AL16ALA-SOD2 polymorphism predicts recurrence risk of breast cancer in patients treated with adjuvant tamoxifen

Introduction

Approximately 30% of patients with hormone receptor-positive breast cancer show resistance to tamoxifen, which may result in local or distant recurrence. Based on previous evidence, it can be inferred that tamoxifen sensitivity is influenced by an oxidative genetic imbalance.

Objective

To evaluate the association between the genotypes of SOD2 single-nucleotide polymorphisms and the risk of recurrence in patients with luminal breast cancer treated with adjuvant tamoxifen.

Methods

This is a retrospective cohort study. Biopsy samples from tumors were used for Val16Ala-SNP real-time PCR genotyping. Other potential markers of apoptosis and proliferation were analyzed by immunohistochemistry.
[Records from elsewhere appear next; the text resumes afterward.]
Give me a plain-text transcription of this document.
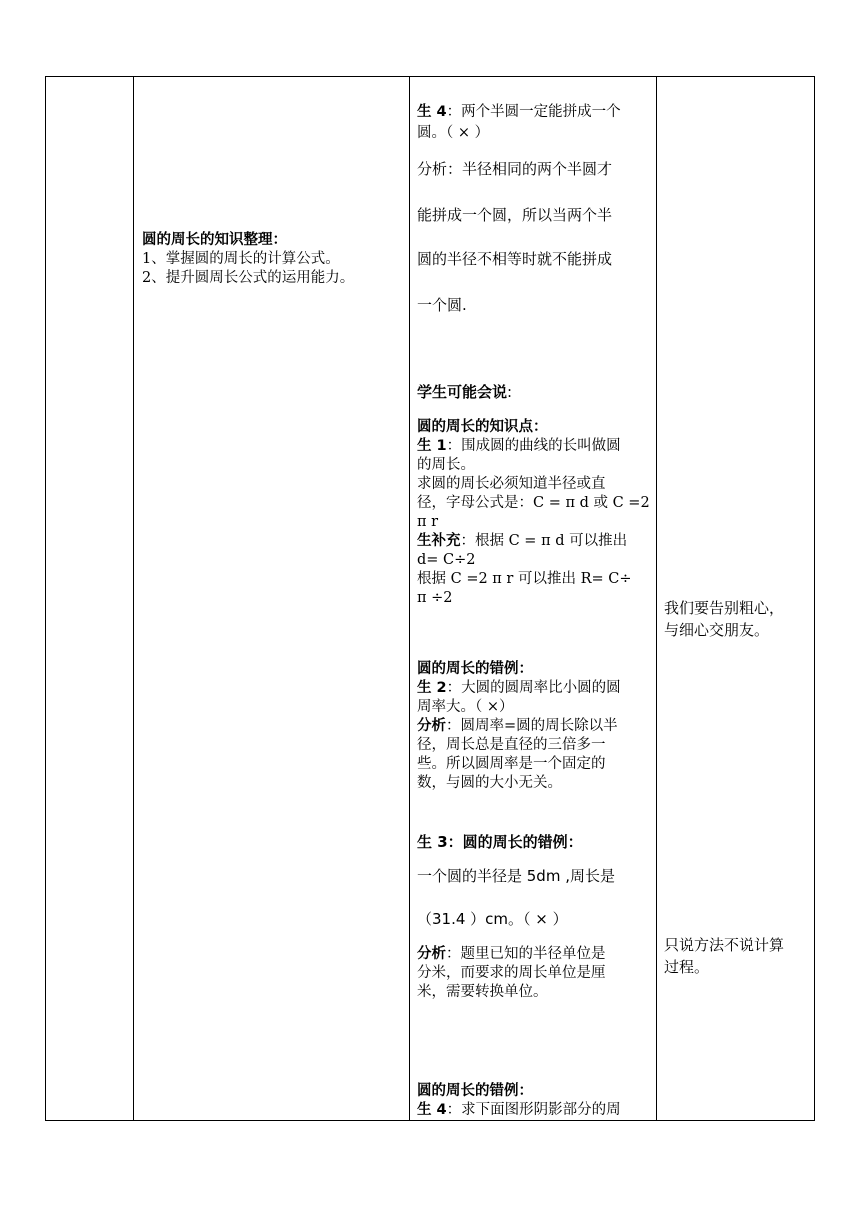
圆的周长的知识整理：

1、掌握圆的周长的计算公式。

2、提升圆周长公式的运用能力。

生 4：两个半圆一定能拼成一个
圆。（ × ）
分析：半径相同的两个半圆才
能拼成一个圆，所以当两个半
圆的半径不相等时就不能拼成
一个圆.
学生可能会说:

圆的周长的知识点：

生 1：围成圆的曲线的长叫做圆

的周长。

求圆的周长必须知道半径或直

径，字母公式是：C = π d 或 C =2

π r

生补充：根据 C = π d 可以推出

d= C÷2

根据 C =2 π r 可以推出 R= C÷

π ÷2

圆的周长的错例：

生 2：大圆的圆周率比小圆的圆

周率大。（ ×）

分析：圆周率=圆的周长除以半

径，周长总是直径的三倍多一

些。所以圆周率是一个固定的

数，与圆的大小无关。

生 3：圆的周长的错例：
一个圆的半径是 5dm ,周长是
（31.4 ）cm。（ × ）

分析：题里已知的半径单位是

分米，而要求的周长单位是厘

米，需要转换单位。

圆的周长的错例：

生 4：求下面图形阴影部分的周

我们要告别粗心，

与细心交朋友。

只说方法不说计算

过程。
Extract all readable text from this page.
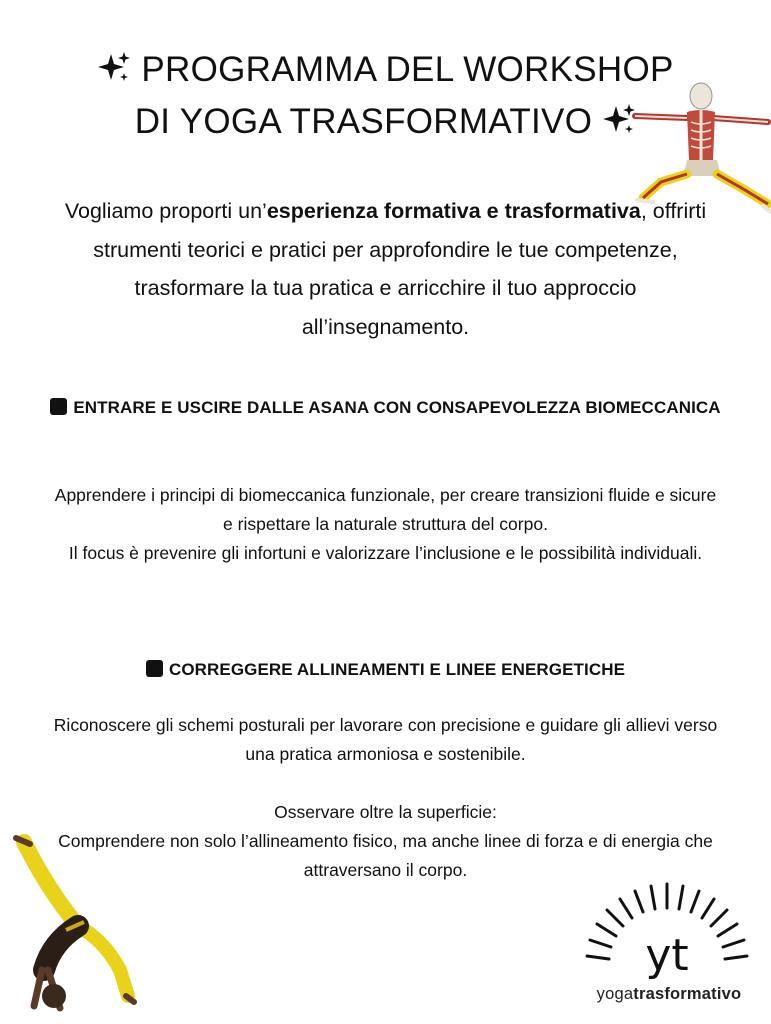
PROGRAMMA DEL WORKSHOP
DI YOGA TRASFORMATIVO
Vogliamo proporti un’esperienza formativa e trasformativa, offrirti strumenti teorici e pratici per approfondire le tue competenze, trasformare la tua pratica e arricchire il tuo approccio all’insegnamento.
ENTRARE E USCIRE DALLE ASANA CON CONSAPEVOLEZZA BIOMECCANICA
Apprendere i principi di biomeccanica funzionale, per creare transizioni fluide e sicure e rispettare la naturale struttura del corpo.
Il focus è prevenire gli infortuni e valorizzare l’inclusione e le possibilità individuali.
CORREGGERE ALLINEAMENTI E LINEE ENERGETICHE
Riconoscere gli schemi posturali per lavorare con precisione e guidare gli allievi verso una pratica armoniosa e sostenibile.
Osservare oltre la superficie:
Comprendere non solo l’allineamento fisico, ma anche linee di forza e di energia che attraversano il corpo.
yt
yogatrasformativo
Survival was defined as follow-up of a minimum of 72 months and compared using Cox regression multivariate analysis adjusted for grade, clinical staging, and Bcl-2 and Ki67 markers.

Results

36% patients relapsed, 35% presented with histological grade 3, and 29% had clinical stage III. The frequencies of SOD2 were 35% Ala/Ala, 35% Val/Val, and 30% Ala/Val. Val-allele women tended to be more at risk for recurrence than others (RR = 2.14 (95% CI 0.84–5.47). Patients with the Val allele had a 15% reduction in relapse-free survival, whereas with Ala/Ala, this reduction was only 8%. The expression of Caspase-3 was low in patients with relapse (p = 0.008).

Conclusion

This study emphasizes the importance of oxidative response in cancer cells during tamoxifen treatment. The presence of the Val allele showed a strong trend, which could be considered as a hypothesis generator.